Vedendosi l’arbiru giustu davanti a’ casa, i Cimino, forti del loro lignaggio, pensarono bene (dal loro punto di vista) di tagliare la pianta, fino a sciupparla completamente, dalle rericate, così da ripristinare la loro veduta diretta sulla piazza scigghitana, incuranti del finomino che aveva generato la pianta.
Dal momento in cui l’albero fu tagliato, sulla famiglia Cimino si abbatterono tali e tante gravi sventure, che il loro nome scomparve dall’anagrafe cittadina.
La loro razza fu letteralmente sdirrignata, sradicata dallo Scigghio, esattamente come loro avevano fatto cu l’arbiru i Sant’à Rroccu.
Da questo episodio, divenuto leggenda, nel tempo si è quindi diffuso attraverso le generazioni che si sono succedute fino a oggi, un rispettoso timore nei confronti di San Rocco e ru so’ bastuni, con il quale il Patrono di Scilla –esattamente come un buon padre- è pronto a punire i suoi figli ogniqualvolta essi assumono comportamenti prisuntusi, contrari all’interesse della comunità o pocu ‘rucazionati in genere.
La prima cosa che nu criaturi i figghiolu scigghitanu si sente dire dai genitori negli anni della fanciullezza è: “Fa’ ‘u bravu, ‘a mamma, capiscisti? ‘Chì, se fai il monello, Sant’à Rroccu ti mina cu bastuni!” E poi, per essere ancora più persuasiva, indicando la statua del Santo aggiunge: “’U viri ddhà?!”
La qual cosa, unita alla barocca potenza espressiva della statua scigghitana del Santo –che agli occhi scigghitani, vince ovviamente ogni confronto con qualunque altra rappresentazione iconografica in campo mondiali- la qual cosa si diceva, provoca nel bimbo quel timore reverenziale cui si è già fatto cenno.
Naturalmente poi, girata dal punto di vista paganesicamente egoistico di tanti scillesi, ‘u bastuni, ritenuto lo strumento attraverso cui Sant’à Rroccu esprime la Sua potenza (!), diventa strumento di difesa individuale, personale, da coloro chi ndi vonnu mali.
Non è raro infatti, specie nei giorni della festa, sentire una strana, per certi versi agghiacciante, invocazione d’aiuto: “Oh Sant’à Rroccu, pensici Tu, cu To’ bastuni!”

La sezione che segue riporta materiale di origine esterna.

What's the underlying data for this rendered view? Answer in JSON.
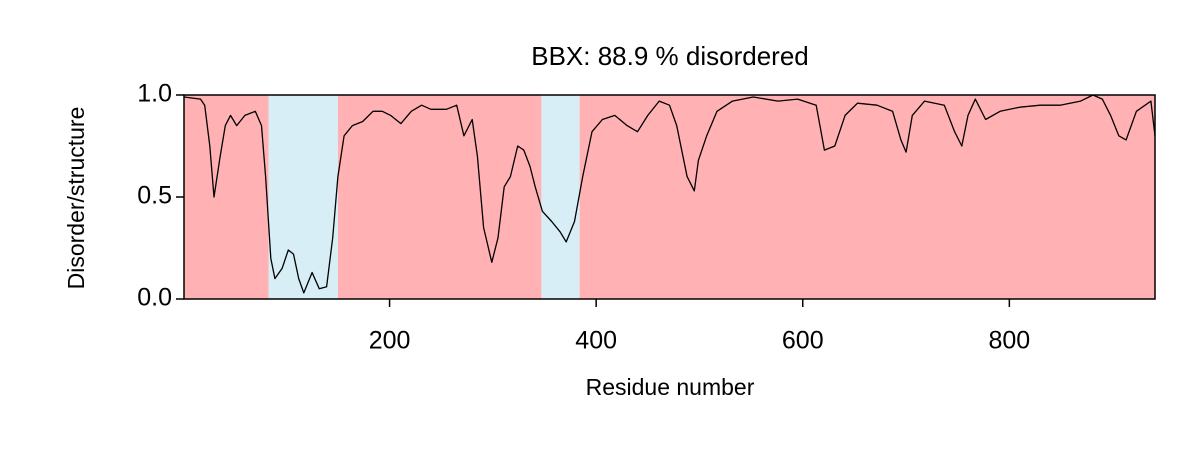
{
  "chart_data": {
    "type": "line",
    "title": "BBX: 88.9 % disordered",
    "xlabel": "Residue number",
    "ylabel": "Disorder/structure",
    "xlim": [
      1,
      941
    ],
    "ylim": [
      0,
      1
    ],
    "xticks": [
      200,
      400,
      600,
      800
    ],
    "yticks": [
      {
        "value": 0,
        "label": "0.0"
      },
      0.5,
      {
        "value": 1,
        "label": "1.0"
      }
    ],
    "regions": [
      {
        "start": 1,
        "end": 83,
        "color": "#ffb1b4"
      },
      {
        "start": 83,
        "end": 150,
        "color": "#d7eef7"
      },
      {
        "start": 150,
        "end": 347,
        "color": "#ffb1b4"
      },
      {
        "start": 347,
        "end": 384,
        "color": "#d7eef7"
      },
      {
        "start": 384,
        "end": 941,
        "color": "#ffb1b4"
      }
    ],
    "color": "#000000",
    "x": [
      1,
      17,
      21,
      26,
      30,
      36,
      41,
      46,
      52,
      60,
      70,
      76,
      80,
      85,
      89,
      96,
      102,
      107,
      112,
      117,
      125,
      132,
      139,
      145,
      150,
      156,
      164,
      174,
      184,
      193,
      201,
      211,
      221,
      231,
      240,
      255,
      265,
      272,
      280,
      285,
      291,
      299,
      305,
      311,
      317,
      324,
      330,
      336,
      341,
      348,
      357,
      365,
      371,
      379,
      387,
      396,
      406,
      418,
      430,
      440,
      450,
      461,
      471,
      478,
      488,
      495,
      499,
      507,
      517,
      532,
      552,
      576,
      595,
      613,
      621,
      631,
      641,
      653,
      672,
      687,
      695,
      700,
      706,
      718,
      737,
      747,
      754,
      760,
      767,
      777,
      791,
      810,
      830,
      849,
      869,
      881,
      890,
      898,
      906,
      913,
      923,
      937,
      941
    ],
    "values": [
      0.99,
      0.98,
      0.95,
      0.75,
      0.5,
      0.7,
      0.85,
      0.9,
      0.85,
      0.9,
      0.92,
      0.85,
      0.6,
      0.2,
      0.1,
      0.15,
      0.24,
      0.22,
      0.1,
      0.03,
      0.13,
      0.05,
      0.06,
      0.3,
      0.6,
      0.8,
      0.85,
      0.87,
      0.92,
      0.92,
      0.9,
      0.86,
      0.92,
      0.95,
      0.93,
      0.93,
      0.95,
      0.8,
      0.88,
      0.7,
      0.35,
      0.18,
      0.3,
      0.55,
      0.6,
      0.75,
      0.73,
      0.65,
      0.55,
      0.43,
      0.38,
      0.33,
      0.28,
      0.38,
      0.6,
      0.82,
      0.88,
      0.9,
      0.85,
      0.82,
      0.9,
      0.97,
      0.95,
      0.85,
      0.6,
      0.53,
      0.68,
      0.8,
      0.92,
      0.97,
      0.99,
      0.97,
      0.98,
      0.95,
      0.73,
      0.75,
      0.9,
      0.96,
      0.95,
      0.92,
      0.78,
      0.72,
      0.9,
      0.97,
      0.95,
      0.82,
      0.75,
      0.9,
      0.98,
      0.88,
      0.92,
      0.94,
      0.95,
      0.95,
      0.97,
      1.0,
      0.98,
      0.9,
      0.8,
      0.78,
      0.92,
      0.97,
      0.8
    ]
  }
}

Ora, è estremamente inverosimile che un Santo –chiunque sia- possa prendere in seria considerazione una tale richiesta, evidentemente fondata su pensieri che col cristianesimo fanno letteralmente… a botte (tantu per rimanere in tema).
Tornando quindi all’episodio dello scivolamento ru bastuni della statua avvenuto nella processione di quest’anno, è atavica convinzione degli scillesi che esso sia presagio di non buone nuove. Sant’à Rroccu mi ndi varda!